Optimizing Insulin Secretagogue Therapy in Patients With Type 2 Diabetes

RESEARCH DESIGN AND METHODS

This 4-week study was a double-blind, randomized, parallel-group trial in subjects with type 2 diabetes. The study was performed according to the Declaration of Helsinki, and informed consent was obtained from all participants.

A total of 20 patients entered the study, 19 of whom were randomized to treatment groups. Patients entering the study had not previously received drug treatment for type 2 diabetes and had been diagnosed with the disease for at least 1 year. Patients were randomly assigned to receive repaglinide, 0.75 mg daily, in one of two treatment regimens. The group assigned to receive repaglinide with each meal received a 0.25-mg dose before each of the three main meals; the group assigned to receive two daily doses received 0.5 mg repaglinide before breakfast and 0.25 mg before the evening meal, with a placebo tablet taken with lunch. Mealtime dosages were doubled in all patients after 2 weeks (i.e., to a total daily dose of 1.5 mg repaglinide in both groups). Of note, in a group of drug-naive and previously sulfonylurea-treated type 2 diabetic patients, 0.5 mg repaglinide three times a day has been demonstrated to lead to ∼70% of the maximal glucose-lowering effect (15). Two patients withdrew due to adverse events (one patient with influenza and one with mild hypoglycemia), and one patient was excluded from analysis due to noncompliance with study criteria. The 16 remaining patients had a mean age 58 ± 6 years (± SD), BMI 32 ± 5 kg/m², and known duration of diabetes 3.5 ± 4.0 years.
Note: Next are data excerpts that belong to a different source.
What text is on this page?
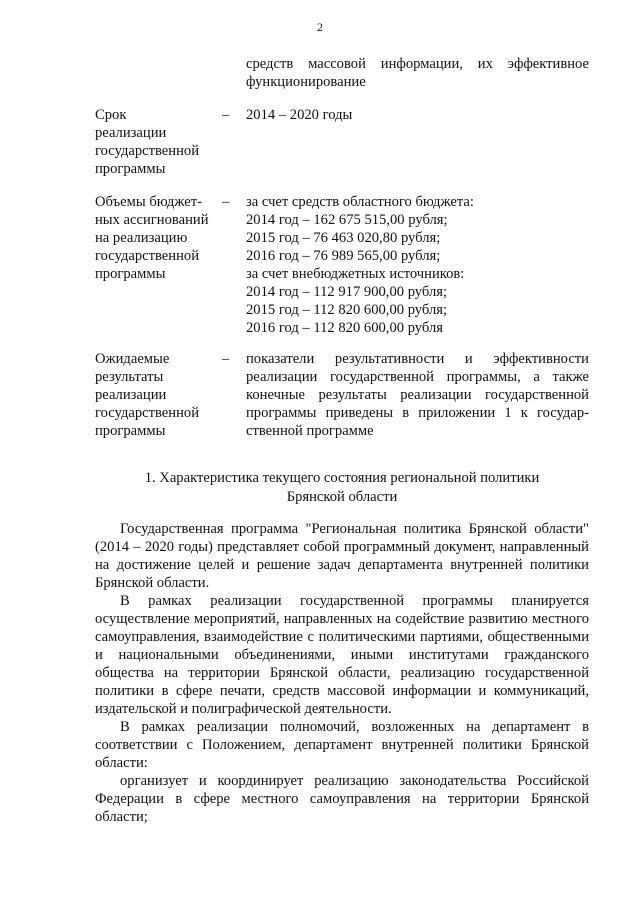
2
средств массовой информации, их эффективное
функционирование
Срок
реализации
государственной
программы
– 2014 – 2020 годы
Объемы бюджет-
ных ассигнований
на реализацию
государственной
программы
– за счет средств областного бюджета:
2014 год – 162 675 515,00 рубля;
2015 год – 76 463 020,80 рубля;
2016 год – 76 989 565,00 рубля;
за счет внебюджетных источников:
2014 год – 112 917 900,00 рубля;
2015 год – 112 820 600,00 рубля;
2016 год – 112 820 600,00 рубля
Ожидаемые
результаты
реализации
государственной
программы
– показатели результативности и эффективности
реализации государственной программы, а также
конечные результаты реализации государственной
программы приведены в приложении 1 к государ-
ственной программе
1. Характеристика текущего состояния региональной политики
Брянской области

Государственная программа "Региональная политика Брянской области" (2014 – 2020 годы) представляет собой программный документ, направленный на достижение целей и решение задач департамента внутренней политики Брянской области.

В рамках реализации государственной программы планируется осуществление мероприятий, направленных на содействие развитию местного самоуправления, взаимодействие с политическими партиями, общественными и национальными объединениями, иными институтами гражданского общества на территории Брянской области, реализацию государственной политики в сфере печати, средств массовой информации и коммуникаций, издательской и полиграфической деятельности.

В рамках реализации полномочий, возложенных на департамент в соответствии с Положением, департамент внутренней политики Брянской области:

организует и координирует реализацию законодательства Российской Федерации в сфере местного самоуправления на территории Брянской области;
Mean baseline fasting blood glucose was 11.2 mmol/l and HbA_1c was 7.3%.

Twenty-four-hour profiles for blood glucose, plasma insulin, and plasma C-peptide were measured at baseline and after 4 weeks. These profiles were each based on 43 measurements. In addition, a 24-h profile for plasma repaglinide was also obtained after 4 weeks. On both occasions, patients received a standard breakfast (2,213 kJ) at 8:00 a.m., followed by lunch at noon and an evening meal at 6:00 p.m. Lunch and the evening meal were individualized according to weight and were identical for each patient at baseline and the 4-week visit.
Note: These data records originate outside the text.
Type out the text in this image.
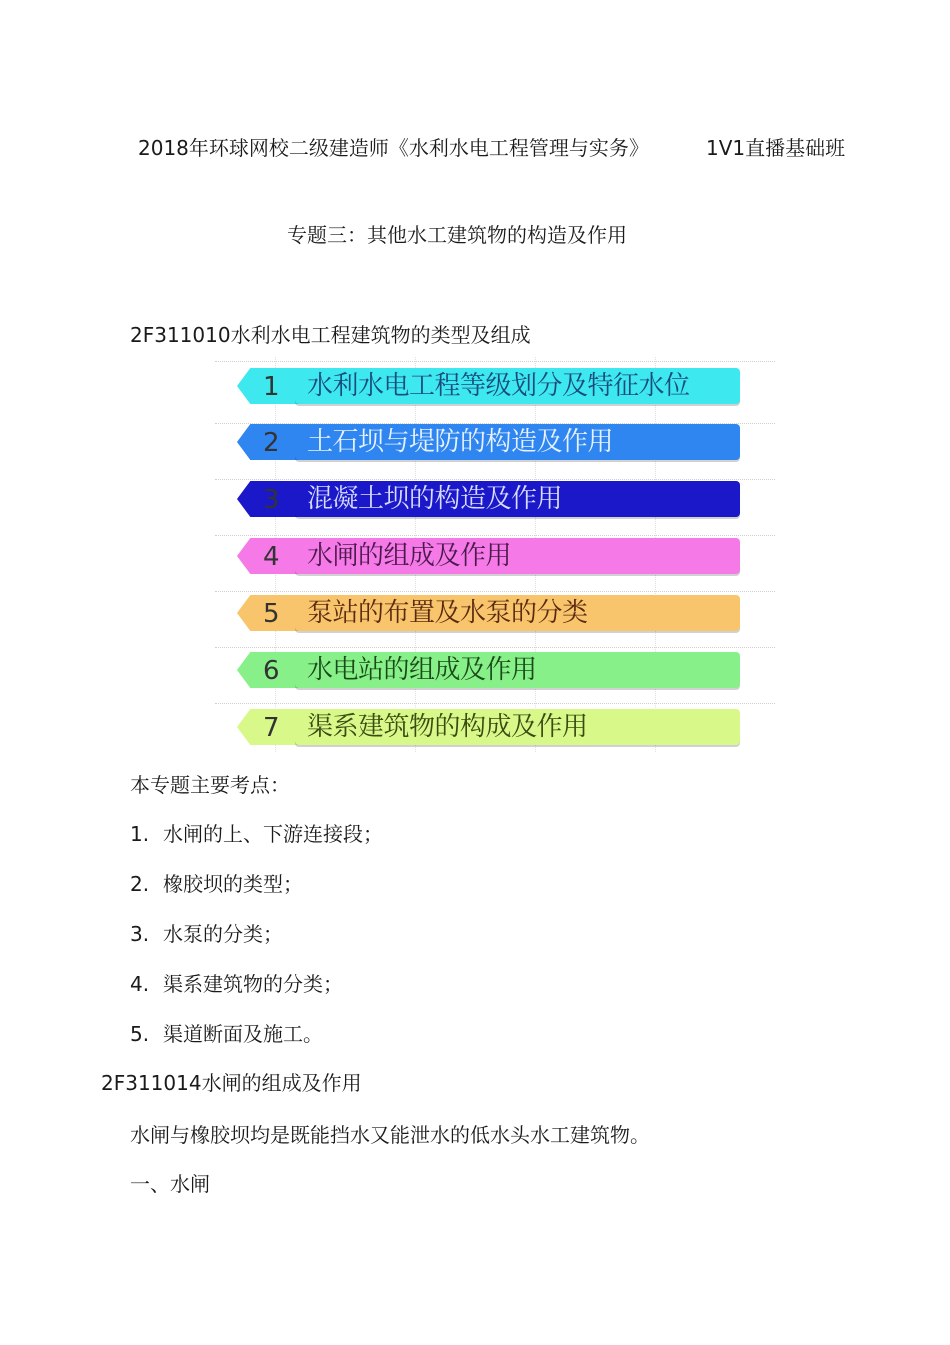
2018年环球网校二级建造师《水利水电工程管理与实务》	1V1直播基础班
专题三：其他水工建筑物的构造及作用
2F311010水利水电工程建筑物的类型及组成
1 水利水电工程等级划分及特征水位
2 土石坝与堤防的构造及作用
3 混凝土坝的构造及作用
4 水闸的组成及作用
5 泵站的布置及水泵的分类
6 水电站的组成及作用
7 渠系建筑物的构成及作用
本专题主要考点：
1. 水闸的上、下游连接段；
2. 橡胶坝的类型；
3. 水泵的分类；
4. 渠系建筑物的分类；
5. 渠道断面及施工。
2F311014水闸的组成及作用
水闸与橡胶坝均是既能挡水又能泄水的低水头水工建筑物。
一、水闸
Plasma glucose measurements were immediately performed using a Beckman glucose analyzer, HbA_1c was measured by high-performance liquid chromatography (normal range <6.2%), and immunometric plasma insulin and C-peptide measurements were performed at a central laboratory. The insulin assay exhibited no cross-reactivity with proinsulin and proinsulin fragments. Insulin secretion rates were calculated according to the combined model from the measurements of insulin and C-peptide (16).

Statistical methods

The changes from baseline to 4 weeks in fasting blood glucose, 2-h postprandial levels, and HbA_1c were analyzed by standard statistical methods for paired and nonpaired data. The area under the glucose curve, calculated by the trapezoidal method, as well as the maximal postprandial levels and the times of maximum were compared for the two treatment regimens. The slope of the initial rise in insulin concentration during the first 30 min after each meal was calculated by regression analysis, and the changes from baseline to 4 weeks were analyzed for the two treatments.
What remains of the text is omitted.